Les contributions caritatives sont devenues la principale source de financement de l'université. La diaspora ukrainienne dans le monde entier est également devenue plus active. Elle a utilisé toutes ses ressources pour collecter des fonds pour l'université ukrainienne. Par exemple, l'une des premières contributions a été celle du Parti des travailleurs ukrainiens de New York, d'un montant de mille dollars américains. L'université a survécu grâce à ce système.

Les autorités polonaises ne sont pas restées les bras croisés et ont continué à faire de leur mieux pour supprimer toute possibilité pour les étudiants ukrainiens d'accéder à l'enseignement supérieur. Dans un premier temps, elles ont tenté d'arrêter les étudiants et les enseignants, mais cela n'a pas eu d'impact sérieux. Ensuite, les autorités polonaises ont lancé une vaste campagne contre le financement de l'université. Elles ont imposé d'énormes amendes aux mécènes potentiels et ont ainsi coupé le seul flux de financement de l'université.
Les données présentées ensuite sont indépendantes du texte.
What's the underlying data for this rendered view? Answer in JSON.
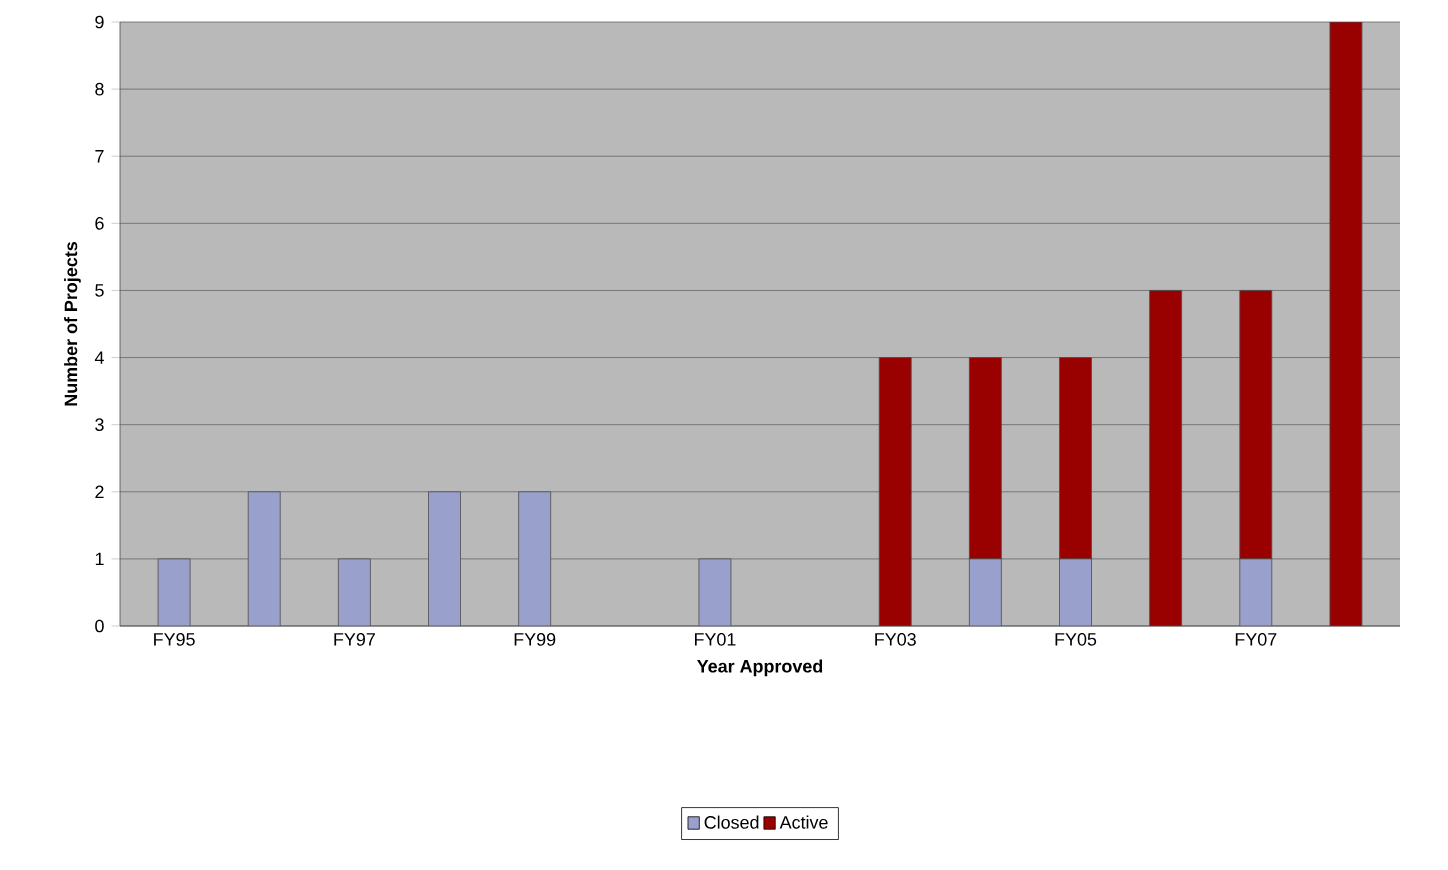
{
  "chart_data": {
    "type": "bar",
    "stacked": true,
    "xlabel": "Year Approved",
    "ylabel": "Number of Projects",
    "categories": [
      "FY95",
      null,
      "FY97",
      null,
      "FY99",
      null,
      "FY01",
      null,
      "FY03",
      null,
      "FY05",
      null,
      "FY07",
      null
    ],
    "series": [
      {
        "name": "Closed",
        "color": "#9aa0cc",
        "values": [
          1,
          2,
          1,
          2,
          2,
          0,
          1,
          0,
          0,
          1,
          1,
          0,
          1,
          0
        ]
      },
      {
        "name": "Active",
        "color": "#990000",
        "values": [
          0,
          0,
          0,
          0,
          0,
          0,
          0,
          0,
          4,
          3,
          3,
          5,
          4,
          9
        ]
      }
    ],
    "ylim": [
      0,
      9
    ],
    "yticks": [
      0,
      1,
      2,
      3,
      4,
      5,
      6,
      7,
      8,
      9
    ],
    "grid": "y",
    "legend": "bottom"
  }
}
Quatre ans plus tard, l'université a fermé ses portes. L’action des autorités polonaises en termes d'amendes et d'arrestations ont eu leur effet. Le fait que les étudiants ukrainiens étaient autorisés à étudier dans les universités polonaises s'ils combattaient dans les forces armées de la République populaire d'Ukraine[2] a également joué un rôle important. Certains étudiants, désillusionnés par ces méthodes répressives, ont abandonné leurs études. Certains ont accepté la défaite, tandis que d'autres ont rejoint des organisations plus radicales, telles que l'OUN.

Significations

L'histoire de l'Université clandestine ukrainienne n'est pas seulement l'histoire de l'existence d'une structure unique en Galicie dans les années 1921-1925. C'est l'histoire de la lutte héroïque d'étudiants pour leur droit fondamental à l'éducation. Ils ont organisé des réunions, protesté et se sont battus pour leur université. Lorsqu'ils n'y sont pas parvenus officiellement, ils sont entrés dans la clandestinité. Pourquoi ce phénomène peut-il être important et intéressant pour nous ?

Premièrement, il s'agit d'un élément important de la lutte de libération nationale des Ukrainiens contre les gouvernements impériaux et coloniaux d'Autriche-Hongrie et de Pologne. Ce sujet est pertinent dans le contexte de la guerre russo-ukrainienne et de notre lutte contre l'impérialisme russe. C'est le moment où nous pouvons regarder en arrière et explorer le passé pour y puiser de l'inspiration.

Deuxièmement, ce phénomène montre la capacité des gens à s'unir en cas de nécessité. Créer une université clandestine avec un millier de nouveaux étudiants inscrits chaque année n'est pas une mince affaire. En outre, tout un réseau de dons avait été mis en place. Ce fait résonne également avec notre époque, où un fort mouvement de solidarité s'est développé en Ukraine pour aider les militaires et les personnes touchées par la guerre.

Troisièmement, il s'agit d'une nouvelle illustration du fait que les étudiants et les jeunes peuvent obtenir beaucoup en défendant leurs droits et leurs intérêts. L'histoire de l'Université clandestine ukrainienne nous incite toujours à nous unir et à nous battre, quelles que soient les difficultés de la lutte.

Notes

[1] Région historique dans la partie centrale de l'Ukraine, dans la vallée du Dniepr. NdT.

[2] En 1920 est signé le Pacte de Varsovie, ou Accord Pilsudski-Petliura, une convention politique et militaire signée par des représentants de la Pologne et de la République populaire ukrainienne. NdT.